Other printing and mailing costs are itemized for the first time in this year’s budget, which reduces the total spent last year, $253,000, to an appropriation of $216,000. Keeping an allowance of $150,000 for the AHR, the reduced balance is to be spent as follows:

Annual Meeting Program $22,000
Pamphlets $20,000
Newsletter $15,000
Professional Register $8,000
Other $1,000

Since advertising paid for printing the annual program in 1971, the Review Board believes that more could be spent on its substantive improvement. Likewise, with pamphlet sales amounting to $21,591 last year, the board would hope that more can be appropriated in coming years for the writing and printing of the new “Historical Studies Series” paperbacks that we recommend elsewhere in this report. If these studies were treated as paperbacks, sold to college bookstores at a necessary discount, their sales income would provide the association with a self-sustaining revolving fund for these publications.

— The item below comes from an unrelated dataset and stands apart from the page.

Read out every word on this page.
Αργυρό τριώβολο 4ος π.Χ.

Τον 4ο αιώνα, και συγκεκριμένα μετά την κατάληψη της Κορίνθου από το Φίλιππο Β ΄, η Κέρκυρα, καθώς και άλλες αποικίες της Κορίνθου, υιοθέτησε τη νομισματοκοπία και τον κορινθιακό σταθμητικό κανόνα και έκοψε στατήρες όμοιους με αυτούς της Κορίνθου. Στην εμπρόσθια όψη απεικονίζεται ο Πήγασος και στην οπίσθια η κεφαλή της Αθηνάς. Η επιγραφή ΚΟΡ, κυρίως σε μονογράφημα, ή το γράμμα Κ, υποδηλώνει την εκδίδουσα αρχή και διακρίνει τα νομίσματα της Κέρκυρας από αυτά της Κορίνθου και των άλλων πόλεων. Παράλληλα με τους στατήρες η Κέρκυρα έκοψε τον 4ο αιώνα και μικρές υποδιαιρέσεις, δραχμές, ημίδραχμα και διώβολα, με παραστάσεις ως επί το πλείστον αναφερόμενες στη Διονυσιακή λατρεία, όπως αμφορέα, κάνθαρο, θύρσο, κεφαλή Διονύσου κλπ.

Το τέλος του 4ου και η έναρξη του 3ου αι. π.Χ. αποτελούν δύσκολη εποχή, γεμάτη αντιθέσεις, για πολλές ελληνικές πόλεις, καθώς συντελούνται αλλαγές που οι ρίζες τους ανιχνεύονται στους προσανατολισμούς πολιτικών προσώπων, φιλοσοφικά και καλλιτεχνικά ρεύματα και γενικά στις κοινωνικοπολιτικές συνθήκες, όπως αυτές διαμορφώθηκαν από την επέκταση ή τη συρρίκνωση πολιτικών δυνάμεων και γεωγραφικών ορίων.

Annual Meeting: Returning to our analysis of the principal increases in association expenses over the last five years, nobody should be surprised that the costs of conducting our annual meeting have quadrupled, going up from $24,760 in 1967 to an estimated $95,437 for the convention that will be held this December. Although a large part of this increased expense has been met by income from publishers’ book exhibits and program advertising, the Review Board believes that it is no longer equitable or financially prudent to charge members a nominal registration fee that bears no visible relation to what they must pay for their travel, rooms, and meals. With income from registration fees amounting to only about one-fourth of expenses for the last two annual meetings, we believe that these fees should be increased to defray a larger proportion of convention expenses. Therefore we recommend fees of $10 for regular members, $5 for student members, and $15 for non-members who are not graduate students.

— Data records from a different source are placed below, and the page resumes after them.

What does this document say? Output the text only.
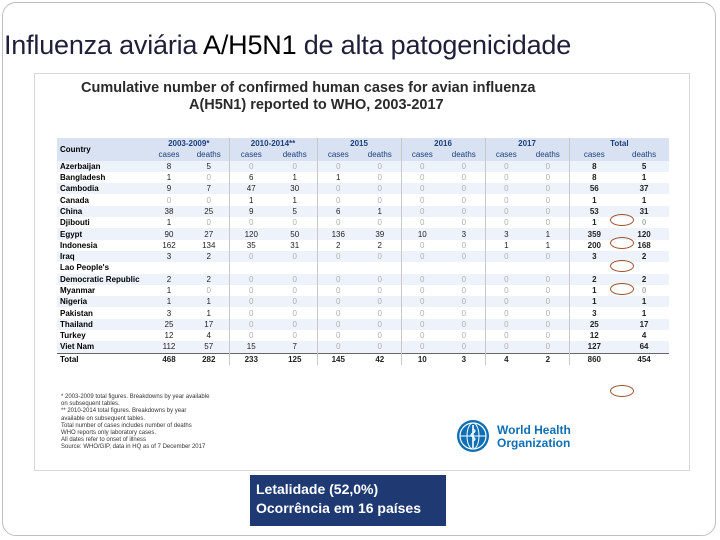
Influenza aviária A/H5N1 de alta patogenicidade
Cumulative number of confirmed human cases for avian influenza
A(H5N1) reported to WHO, 2003-2017
Country	2003-2009*		2010-2014**		2015		2016		2017		Total	
	cases	deaths	cases	deaths	cases	deaths	cases	deaths	cases	deaths	cases	deaths
Azerbaijan	8	5	0	0	0	0	0	0	0	0	8	5
Bangladesh	1	0	6	1	1	0	0	0	0	0	8	1
Cambodia	9	7	47	30	0	0	0	0	0	0	56	37
Canada	0	0	1	1	0	0	0	0	0	0	1	1
China	38	25	9	5	6	1	0	0	0	0	53	31
Djibouti	1	0	0	0	0	0	0	0	0	0	1	0
Egypt	90	27	120	50	136	39	10	3	3	1	359	120
Indonesia	162	134	35	31	2	2	0	0	1	1	200	168
Iraq	3	2	0	0	0	0	0	0	0	0	3	2
Lao People's												
Democratic Republic	2	2	0	0	0	0	0	0	0	0	2	2
Myanmar	1	0	0	0	0	0	0	0	0	0	1	0
Nigeria	1	1	0	0	0	0	0	0	0	0	1	1
Pakistan	3	1	0	0	0	0	0	0	0	0	3	1
Thailand	25	17	0	0	0	0	0	0	0	0	25	17
Turkey	12	4	0	0	0	0	0	0	0	0	12	4
Viet Nam	112	57	15	7	0	0	0	0	0	0	127	64
Total	468	282	233	125	145	42	10	3	4	2	860	454
* 2003-2009 total figures. Breakdowns by year available
on subsequent tables.
** 2010-2014 total figures. Breakdowns by year
available on subsequent tables.
Total number of cases includes number of deaths
WHO reports only laboratory cases.
All dates refer to onset of illness
Source: WHO/GIP, data in HQ as of 7 December 2017
World Health
Organization
Letalidade (52,0%)
Ocorrência em 16 países
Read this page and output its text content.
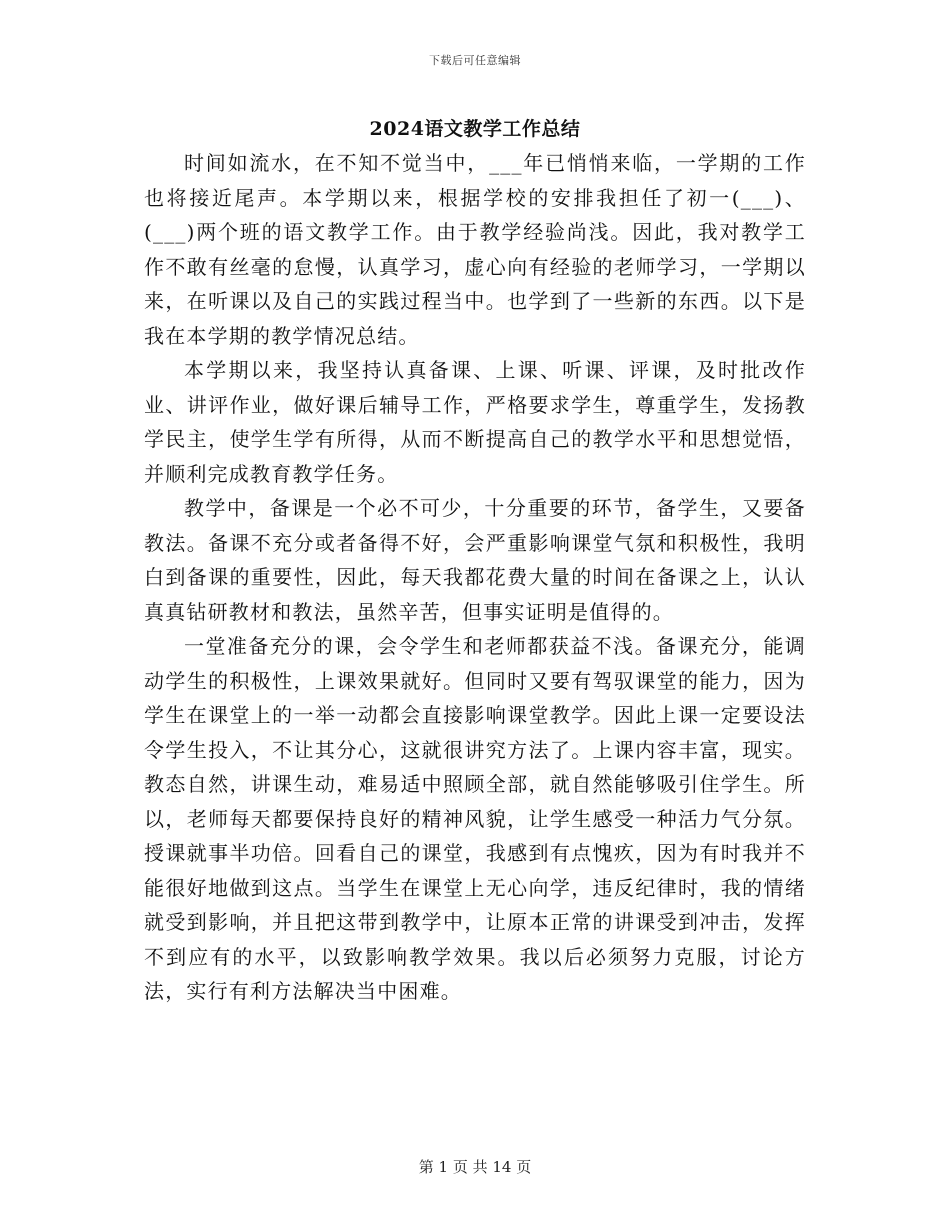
下载后可任意编辑
2024语文教学工作总结

时间如流水，在不知不觉当中，___年已悄悄来临，一学期的工作也将接近尾声。本学期以来，根据学校的安排我担任了初一(___)、(___)两个班的语文教学工作。由于教学经验尚浅。因此，我对教学工作不敢有丝毫的怠慢，认真学习，虚心向有经验的老师学习，一学期以来，在听课以及自己的实践过程当中。也学到了一些新的东西。以下是我在本学期的教学情况总结。

本学期以来，我坚持认真备课、上课、听课、评课，及时批改作业、讲评作业，做好课后辅导工作，严格要求学生，尊重学生，发扬教学民主，使学生学有所得，从而不断提高自己的教学水平和思想觉悟，并顺利完成教育教学任务。

教学中，备课是一个必不可少，十分重要的环节，备学生，又要备教法。备课不充分或者备得不好，会严重影响课堂气氛和积极性，我明白到备课的重要性，因此，每天我都花费大量的时间在备课之上，认认真真钻研教材和教法，虽然辛苦，但事实证明是值得的。

一堂准备充分的课，会令学生和老师都获益不浅。备课充分，能调动学生的积极性，上课效果就好。但同时又要有驾驭课堂的能力，因为学生在课堂上的一举一动都会直接影响课堂教学。因此上课一定要设法令学生投入，不让其分心，这就很讲究方法了。上课内容丰富，现实。教态自然，讲课生动，难易适中照顾全部，就自然能够吸引住学生。所以，老师每天都要保持良好的精神风貌，让学生感受一种活力气分氛。授课就事半功倍。回看自己的课堂，我感到有点愧疚，因为有时我并不能很好地做到这点。当学生在课堂上无心向学，违反纪律时，我的情绪就受到影响，并且把这带到教学中，让原本正常的讲课受到冲击，发挥不到应有的水平，以致影响教学效果。我以后必须努力克服，讨论方法，实行有利方法解决当中困难。

第 1 页 共 14 页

Council and Committees: To conclude this brief survey of how association expenses have more than doubled in the last five years, it should be observed that direct costs for meetings of the Council and committees, which together with the staff do all the work of the association, have quintupled from $10,835 in 1967 to $50,049 in 1972. That is one reason why the Review Board is recommending a reduction in the number of standing and ad hoc committees, and in their place the creation of three broader divisional committees. Yet the board notes and is concerned about the Council’s wisdom in budgeting direct expenses for meetings of the Council and committees this year at no more than $30,000 when the total cost of work for these bodies, when staff assistance and office overhead are added will amount to $98,000. It does not seem necessary for staff work to cost more than the travel expenses of members who serve on the Council and committees and do their work voluntarily. In any case, it is evident to the Review Board from this survey of increasing association expenses that we stand in dire need of more income, a problem we will try to solve in the next section of this report dealing with dues.

In the remainder of this particular section on finances, we must examine other problems that involve money.

Accountancy: The board was glad to have for the first time this year an itemized budget, with distributed overhead, that not only shows what association expenses actually are, but also provides Council and staff with the data essential to controlling them and avoiding unpredictable deficits. Further refinements of our cost-accounting are in order, especially to distinguish between printing and mailing costs, to identify all income and expenses of the annual meeting, and to make sure that the association’s cash-flow is sufficient to meet its budgeted expenses on a regular monthly basis. Finally, in this connection, the board repeats its recommendation that a reasonable proportion of members’ dues should be appropriated for support of the AHR because this journal goes to all members in partial recompense for the dues they pay.

Washington Offices: Members who have had occasion in recent years to visit these offices must be painfully aware that the staff has long ago outgrown them. It is difficult to understand how the staff has managed to work efficiently in these crowded quarters. The housing properties now owned by the association at a depreciated value (with equipment) of $193,762 could probably be sold on today’s market, according to the treasurer, without sustaining any loss. The board recommends that this be done as soon as practicable, and that adequate and modern offices be rented, even at an additional annual expense, in the more convenient neighborhood of Dupont Circle where other educational organizations have built or established their headquarters.

Investment Funds of the association are managed, according to Article VIII of our constitution, by a board of trustees, whose primary concern has not been speculative income, but the safety and capital appreciation of the association’s endowment. These objectives they have consistently achieved over the past several years. The Regular Fund of $904,651 is currently invested as follows:

Cash and Bonds 38.2%
Preferred Stocks 6.6
Common Stocks 55.2

In addition, the Matteson fund of $123,276 is invested in nearly the same proportions:

Cash and Bonds 46.6%
Common Stocks 53.4

The Regular Fund earned an income of $35,945 at the rate of 4 per cent and the Matteson Fund, $7,116 at 5.8 per cent in the fiscal year ending June 1972. It should be noted that a loss of $6,246 in 1971 sale of securities has been more than offset by a gain of $11,490 in 1972. More important is a fact that all members should take notice of, pointing up again the need for increased dues: the association would have incurred a deficit of nearly $54,000 this past year but for its non-operating revenue of investment income and members’ contributions.

This marginal fiscal balance should be overcome in the next few years, not only by increasing dues income but by having the Finance Committee consult with the trustees managing our invested funds about ways of making these funds yield more income without jeopardizing their security. But for operating funds, as distinct from capital endowment, the association, like any non-profit, tax-exempt educational organization, legally barred from engaging in profit-making activities, must rely chiefly on its in come from membership dues. Serious examination should be given to worthy proposals for association activities without dismissing them out of hand because of the specter of possible tax problems.

Benefactions: An important element in the financial health of the association’s endowment is the way it has been nourished and increased over the years by the generous benefactions of members and of friends of history. We believe that the association should be more active than it has been in attempting to increase the size of this endowment through the search for prospective donors and the encouragement of gifts and bequests. First and simplest, a standard bequest form which now appears occasionally in the publications of the association should be printed as a matter of course in the Newsletter. Second, for an occasional association project, special financial support should be sought to defray its costs. Finally, we believe that the association should more actively seek to identify potential donors among members and non-members and, through approaches by association members, seek to attract further benefactions.